En outre, Kathleen Weil préside un groupe de travail interministériel sur la lutte contre l’intégrisme, qui est chargé de définir un plan d’action et auquel participent les ministres de l’Éducation, Yves Bolduc, de la Protection de la jeunesse, Lucie Charlebois, de la Sécurité publique, Lise Thériault, de la Famille, Francine Charbonneau, et de l’Emploi et de la Sécurité sociale, François Blais.

La sécurité avant tout

 

Philippe Couillard a insisté sur l’enjeu de la sécurité de la population, un sujet qui était de toutes les discussions lors de son séjour en Europe. « Le premier mot toujours [qu’il a entendu] : sécurité, sécurité,sécurité. »

« On est quand même bien armés », a-t-il fait valoir, sans annoncer de nouvelles initiatives en matière de lutte antiterroriste alors que le gouvernement Harper s’apprête à déposer cette semaine un projet de loi qui accordera plus de pouvoirs aux policiers à cet égard. « La sécurité, encore une fois, c’est l’aspect important, mais ce n’est pas le seul aspect. Il faut prévenir, détecter dans les communautés et poser de multiples actions. »

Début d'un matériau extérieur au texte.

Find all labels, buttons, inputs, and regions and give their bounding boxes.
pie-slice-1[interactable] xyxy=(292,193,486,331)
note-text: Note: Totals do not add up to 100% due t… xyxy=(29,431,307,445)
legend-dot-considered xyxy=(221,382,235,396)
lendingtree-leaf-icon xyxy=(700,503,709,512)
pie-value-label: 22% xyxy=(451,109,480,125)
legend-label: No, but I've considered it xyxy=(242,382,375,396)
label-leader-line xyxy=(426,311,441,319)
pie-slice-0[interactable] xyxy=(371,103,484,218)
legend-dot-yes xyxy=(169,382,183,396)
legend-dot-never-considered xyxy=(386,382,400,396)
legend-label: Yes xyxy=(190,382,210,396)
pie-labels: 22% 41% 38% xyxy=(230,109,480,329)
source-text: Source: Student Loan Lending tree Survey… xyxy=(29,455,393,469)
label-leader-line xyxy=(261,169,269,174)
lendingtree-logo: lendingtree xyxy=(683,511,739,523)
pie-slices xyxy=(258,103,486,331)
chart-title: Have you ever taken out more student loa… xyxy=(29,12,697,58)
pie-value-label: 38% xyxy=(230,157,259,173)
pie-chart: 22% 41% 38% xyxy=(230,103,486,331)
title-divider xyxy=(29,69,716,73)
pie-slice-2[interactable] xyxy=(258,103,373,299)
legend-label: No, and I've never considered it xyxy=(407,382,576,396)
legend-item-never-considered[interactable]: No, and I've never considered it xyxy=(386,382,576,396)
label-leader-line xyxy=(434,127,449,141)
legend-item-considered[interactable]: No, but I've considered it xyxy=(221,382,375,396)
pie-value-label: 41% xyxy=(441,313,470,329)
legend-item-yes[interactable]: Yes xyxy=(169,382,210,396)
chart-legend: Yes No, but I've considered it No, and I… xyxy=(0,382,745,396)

Par ailleurs, Philippe Couillard a révélé qu’il s’était entretenu il y a quelques jours avec l’ambassadeur d’Arabie saoudite au sujet du cas de Raïf Badawi. Il ne croit pas à l’usage de sanctions à l’endroit du régime saoudien. « La plus certaine façon de les rendre encore plus radicaux et éloignés de nos valeurs, c’est de les maintenir dans l’isolement », estime le premier ministre.

Le malaise de Philippe Couillard

Le chef de la Coalition avenir Québec, François Legault, n’entend pas jouer au psy. Il a préféré s’abstenir de lier l’« insensibilité » du premier ministre Philippe Couillard aux questions identitaires québécoises avec son séjour en Arabie saoudite dans les années 1990, comme l’a fait le chef intérimaire du Parti québécois, Stéphane Bédard, jeudi dernier. « Dès qu’on parle de tous les dossiers qui sont identitaires, M. Couillard a un malaise. Ça vient d’où ? Il faudrait qu’un psychiatre s’assoie avec lui et regarde ça », a -t-il lancé en point de presse.

La réaction de M. Couillard après qu’il lui eut demandé trois fois plutôt qu’une à l’Assemblée nationale si un policier ou une policière doit arborer un signe religieux, était éloquente, selon M. Legault. « Il était choqué bien noir ! Il était tout rouge ! Il a un malaise évident. Pourquoi ? Je ne suis pas dans sa tête. Je ne sais pas. Même chose quand vient le temps de parler de la défense du français », a-t-il affirmé.

Le premier ministre libéral est « en contradiction avec ce que pensent la majorité des Québécois » de la plupart des enjeux identitaires. « Et ça, ça va le rattraper éventuellement », a averti M. Legault.